Now Python looks in inner(), finds nothing, looks in outer(), finds x, and stops.

This is lexical scoping—Python uses where the code is written, not where it's called.

global: Breaking the LEGB rule

global tells Python: "when you see this name, skip Local and Enclosing and go straight to Global."

x = 1

def func():
    global x
    x = 2  # Modifies the global x

func()
print(x)  # 2

Without global:

x = 1

def func():
    x = 2  # Creates a local binding
    return x

func()  # 2
print(x)  # 1  (global unchanged)

global doesn't "bring the variable into the function." It changes where Python looks for the name.

nonlocal: The middle ground

nonlocal says: "skip Local, but use the nearest Enclosing scope (not Global)."

def outer():
    x = 1
    
    def inner():
        nonlocal x
        x = 2  # Modifies outer's x
    
    inner()
    return x

outer()  # 2

Without nonlocal:

def outer():
    x = 1
    
    def inner():
        x = 2  # Creates a local binding
        return x
    
    inner()  # 2
    return x

outer()  # 1  (outer's x unchanged)

nonlocal lets you modify enclosing scope without reaching all the way to global.

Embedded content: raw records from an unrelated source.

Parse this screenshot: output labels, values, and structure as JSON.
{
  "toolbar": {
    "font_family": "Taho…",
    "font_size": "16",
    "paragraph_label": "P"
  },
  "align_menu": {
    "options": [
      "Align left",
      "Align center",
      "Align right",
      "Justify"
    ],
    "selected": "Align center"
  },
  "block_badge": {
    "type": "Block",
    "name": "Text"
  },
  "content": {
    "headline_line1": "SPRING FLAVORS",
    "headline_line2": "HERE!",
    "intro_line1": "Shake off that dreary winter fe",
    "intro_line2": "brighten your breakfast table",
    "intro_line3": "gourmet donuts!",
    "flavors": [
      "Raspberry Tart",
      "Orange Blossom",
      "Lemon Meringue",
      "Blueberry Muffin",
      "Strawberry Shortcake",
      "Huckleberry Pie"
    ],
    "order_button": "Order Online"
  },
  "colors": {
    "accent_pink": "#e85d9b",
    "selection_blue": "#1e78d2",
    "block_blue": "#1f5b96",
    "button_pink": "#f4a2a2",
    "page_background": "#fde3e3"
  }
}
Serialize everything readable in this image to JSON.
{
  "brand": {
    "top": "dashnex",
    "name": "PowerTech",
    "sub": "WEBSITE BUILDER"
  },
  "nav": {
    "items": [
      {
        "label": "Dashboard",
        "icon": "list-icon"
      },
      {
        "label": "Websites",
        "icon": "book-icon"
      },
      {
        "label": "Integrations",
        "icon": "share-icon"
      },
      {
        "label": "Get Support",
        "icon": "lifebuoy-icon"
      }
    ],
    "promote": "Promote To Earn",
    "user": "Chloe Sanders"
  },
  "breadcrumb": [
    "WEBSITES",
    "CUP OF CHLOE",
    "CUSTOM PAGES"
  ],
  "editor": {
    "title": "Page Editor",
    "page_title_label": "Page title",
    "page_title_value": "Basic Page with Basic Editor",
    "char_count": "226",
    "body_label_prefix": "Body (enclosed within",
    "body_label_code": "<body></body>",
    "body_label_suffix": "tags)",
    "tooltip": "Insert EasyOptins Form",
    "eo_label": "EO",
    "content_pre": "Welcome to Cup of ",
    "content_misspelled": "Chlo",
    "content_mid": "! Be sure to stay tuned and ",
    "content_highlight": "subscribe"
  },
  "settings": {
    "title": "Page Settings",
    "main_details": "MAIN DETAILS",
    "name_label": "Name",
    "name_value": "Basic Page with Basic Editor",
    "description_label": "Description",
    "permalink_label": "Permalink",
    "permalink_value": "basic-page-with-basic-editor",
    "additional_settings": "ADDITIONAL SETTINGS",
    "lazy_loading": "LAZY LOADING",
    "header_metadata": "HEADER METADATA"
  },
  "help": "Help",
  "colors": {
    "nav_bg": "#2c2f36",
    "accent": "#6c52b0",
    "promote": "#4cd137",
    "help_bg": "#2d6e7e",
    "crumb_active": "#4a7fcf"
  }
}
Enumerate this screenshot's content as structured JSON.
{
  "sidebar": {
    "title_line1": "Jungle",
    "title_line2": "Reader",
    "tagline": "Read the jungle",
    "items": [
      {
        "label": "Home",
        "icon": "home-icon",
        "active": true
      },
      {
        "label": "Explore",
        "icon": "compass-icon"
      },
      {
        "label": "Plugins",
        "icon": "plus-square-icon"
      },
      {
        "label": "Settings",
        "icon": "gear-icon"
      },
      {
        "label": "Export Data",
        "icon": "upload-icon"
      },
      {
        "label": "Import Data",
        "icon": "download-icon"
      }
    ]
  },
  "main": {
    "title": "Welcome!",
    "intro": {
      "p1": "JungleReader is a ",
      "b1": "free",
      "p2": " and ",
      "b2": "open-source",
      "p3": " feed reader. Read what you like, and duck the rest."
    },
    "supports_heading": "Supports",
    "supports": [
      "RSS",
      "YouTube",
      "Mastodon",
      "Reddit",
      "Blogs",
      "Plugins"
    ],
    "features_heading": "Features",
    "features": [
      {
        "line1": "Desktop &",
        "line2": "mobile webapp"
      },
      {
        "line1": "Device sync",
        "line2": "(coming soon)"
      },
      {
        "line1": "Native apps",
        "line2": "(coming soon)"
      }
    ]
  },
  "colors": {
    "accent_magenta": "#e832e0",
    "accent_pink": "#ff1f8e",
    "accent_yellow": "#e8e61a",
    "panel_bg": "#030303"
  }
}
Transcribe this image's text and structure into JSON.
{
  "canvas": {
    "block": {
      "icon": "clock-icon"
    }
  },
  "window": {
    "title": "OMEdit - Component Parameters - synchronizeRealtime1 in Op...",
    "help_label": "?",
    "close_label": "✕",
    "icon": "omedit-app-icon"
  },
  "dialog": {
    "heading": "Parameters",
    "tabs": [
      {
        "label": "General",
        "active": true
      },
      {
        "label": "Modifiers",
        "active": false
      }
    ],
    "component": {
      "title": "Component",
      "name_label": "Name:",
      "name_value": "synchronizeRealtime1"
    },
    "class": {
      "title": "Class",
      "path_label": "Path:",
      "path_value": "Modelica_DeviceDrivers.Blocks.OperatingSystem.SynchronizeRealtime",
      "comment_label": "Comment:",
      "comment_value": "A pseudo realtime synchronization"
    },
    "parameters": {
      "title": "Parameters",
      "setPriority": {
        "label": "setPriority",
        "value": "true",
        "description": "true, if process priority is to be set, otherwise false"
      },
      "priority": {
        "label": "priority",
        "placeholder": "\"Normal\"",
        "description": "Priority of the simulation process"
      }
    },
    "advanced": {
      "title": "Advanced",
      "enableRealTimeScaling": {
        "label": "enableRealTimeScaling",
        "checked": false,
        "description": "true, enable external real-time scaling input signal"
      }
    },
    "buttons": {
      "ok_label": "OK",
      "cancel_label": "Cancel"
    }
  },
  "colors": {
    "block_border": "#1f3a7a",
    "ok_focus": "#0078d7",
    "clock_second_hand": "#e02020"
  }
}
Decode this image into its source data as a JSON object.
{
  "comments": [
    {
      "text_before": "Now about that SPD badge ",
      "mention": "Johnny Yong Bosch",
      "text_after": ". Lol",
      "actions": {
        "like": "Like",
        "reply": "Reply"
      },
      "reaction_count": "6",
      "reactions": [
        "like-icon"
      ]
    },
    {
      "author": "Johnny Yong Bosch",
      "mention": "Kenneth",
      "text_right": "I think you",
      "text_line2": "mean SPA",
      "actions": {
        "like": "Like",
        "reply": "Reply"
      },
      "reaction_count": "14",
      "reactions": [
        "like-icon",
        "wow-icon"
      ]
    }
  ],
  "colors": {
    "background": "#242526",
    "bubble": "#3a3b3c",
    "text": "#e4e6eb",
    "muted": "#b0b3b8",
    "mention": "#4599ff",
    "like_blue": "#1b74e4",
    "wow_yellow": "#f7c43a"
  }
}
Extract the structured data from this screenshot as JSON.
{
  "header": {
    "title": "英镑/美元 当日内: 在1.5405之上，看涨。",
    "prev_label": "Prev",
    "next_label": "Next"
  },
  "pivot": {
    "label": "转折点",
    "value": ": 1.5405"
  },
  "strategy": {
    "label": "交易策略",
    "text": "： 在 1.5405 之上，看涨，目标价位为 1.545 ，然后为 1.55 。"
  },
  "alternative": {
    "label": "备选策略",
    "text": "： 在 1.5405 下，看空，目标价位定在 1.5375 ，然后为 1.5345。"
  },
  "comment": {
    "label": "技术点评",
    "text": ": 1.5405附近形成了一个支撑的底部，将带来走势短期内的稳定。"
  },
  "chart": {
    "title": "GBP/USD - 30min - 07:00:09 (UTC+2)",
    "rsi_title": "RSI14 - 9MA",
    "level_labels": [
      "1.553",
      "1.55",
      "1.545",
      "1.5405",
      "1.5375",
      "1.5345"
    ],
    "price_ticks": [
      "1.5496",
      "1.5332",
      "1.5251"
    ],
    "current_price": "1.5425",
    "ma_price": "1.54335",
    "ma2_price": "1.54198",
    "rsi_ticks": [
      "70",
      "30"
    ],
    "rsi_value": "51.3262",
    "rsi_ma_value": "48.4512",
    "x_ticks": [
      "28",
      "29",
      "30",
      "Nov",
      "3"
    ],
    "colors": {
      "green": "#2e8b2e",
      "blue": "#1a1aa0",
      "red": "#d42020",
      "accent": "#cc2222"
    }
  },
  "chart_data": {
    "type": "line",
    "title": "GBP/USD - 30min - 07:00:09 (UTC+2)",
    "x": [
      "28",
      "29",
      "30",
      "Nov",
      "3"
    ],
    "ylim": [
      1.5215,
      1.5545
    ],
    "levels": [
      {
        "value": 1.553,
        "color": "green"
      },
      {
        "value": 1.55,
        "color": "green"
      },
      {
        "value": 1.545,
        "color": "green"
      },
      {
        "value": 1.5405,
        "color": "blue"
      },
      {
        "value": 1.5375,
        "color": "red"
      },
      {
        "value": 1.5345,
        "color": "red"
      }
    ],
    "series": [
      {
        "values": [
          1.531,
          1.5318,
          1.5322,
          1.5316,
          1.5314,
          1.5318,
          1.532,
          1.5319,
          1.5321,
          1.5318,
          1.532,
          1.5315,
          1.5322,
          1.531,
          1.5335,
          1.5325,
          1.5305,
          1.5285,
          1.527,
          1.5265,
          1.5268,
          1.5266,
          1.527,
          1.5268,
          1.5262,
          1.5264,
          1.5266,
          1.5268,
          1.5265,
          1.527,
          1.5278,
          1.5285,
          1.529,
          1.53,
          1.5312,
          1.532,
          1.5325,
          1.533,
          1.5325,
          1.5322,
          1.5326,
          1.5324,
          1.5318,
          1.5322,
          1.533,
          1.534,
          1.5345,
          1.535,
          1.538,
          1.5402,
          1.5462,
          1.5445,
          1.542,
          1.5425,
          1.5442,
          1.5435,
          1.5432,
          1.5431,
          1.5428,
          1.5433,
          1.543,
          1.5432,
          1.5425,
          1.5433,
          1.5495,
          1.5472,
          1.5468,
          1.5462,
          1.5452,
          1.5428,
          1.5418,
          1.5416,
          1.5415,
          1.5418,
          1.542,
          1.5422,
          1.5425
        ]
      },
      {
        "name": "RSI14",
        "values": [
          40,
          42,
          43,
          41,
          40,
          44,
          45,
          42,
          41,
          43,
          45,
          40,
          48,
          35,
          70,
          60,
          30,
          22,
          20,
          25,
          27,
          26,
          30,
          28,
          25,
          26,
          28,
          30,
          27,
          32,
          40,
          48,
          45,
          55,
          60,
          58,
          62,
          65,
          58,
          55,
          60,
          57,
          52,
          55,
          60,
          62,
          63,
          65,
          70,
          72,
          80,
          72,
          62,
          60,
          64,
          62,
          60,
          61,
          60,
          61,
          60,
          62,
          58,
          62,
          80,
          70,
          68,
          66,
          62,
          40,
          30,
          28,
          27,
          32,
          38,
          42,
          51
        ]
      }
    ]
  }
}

Closures: Names, not values

A closure captures a name, not a value. The name is looked up when the function is called, not when it's created.

def make_func():
    x = 1
    def inner():
        return x
    x = 2  # Changed before returning
    return inner

f = make_func()
f()  # 2, not 1

The closure captured the name x. When f() runs, it looks up x in the enclosing scope and finds 2.

This is why this classic gotcha happens:

funcs = []
for i in range(3):
    funcs.append(lambda: i)

# What do these return?
funcs[0]()  # 2
funcs[1]()  # 2
funcs[2]()  # 2

All three functions capture the name i. When they're called, i has the value 2 (the last value from the loop).

Each lambda doesn't get its own copy of i. They all share the same name.

Fixing the loop closure problem

You need to capture the value, not the name. Create a new binding for each iteration:

funcs = []
for i in range(3):
    funcs.append(lambda i=i: i)  # Default argument creates new binding

funcs[0]()  # 0
funcs[1]()  # 1
funcs[2]()  # 2

Default arguments are evaluated at function definition time. Each lambda gets its own i parameter bound to the current loop value.

Or use a closure factory:

def make_func(n):
    return lambda: n

funcs = []
for i in range(3):
    funcs.append(make_func(i))

funcs[0]()  # 0
funcs[1]()  # 1
funcs[2]()  # 2

Each call to make_func(i) creates a new scope where n is bound to the current i value.

The mental model

  • Names are tags on objects, not boxes storing values
  • Assignment binds names to objects, it doesn't copy or store
  • LEGB is lookup order—Python searches scopes in this order
  • Closures capture names, which are resolved when called
  • global and nonlocal change lookup behavior, not data flow

Everything else follows from these principles.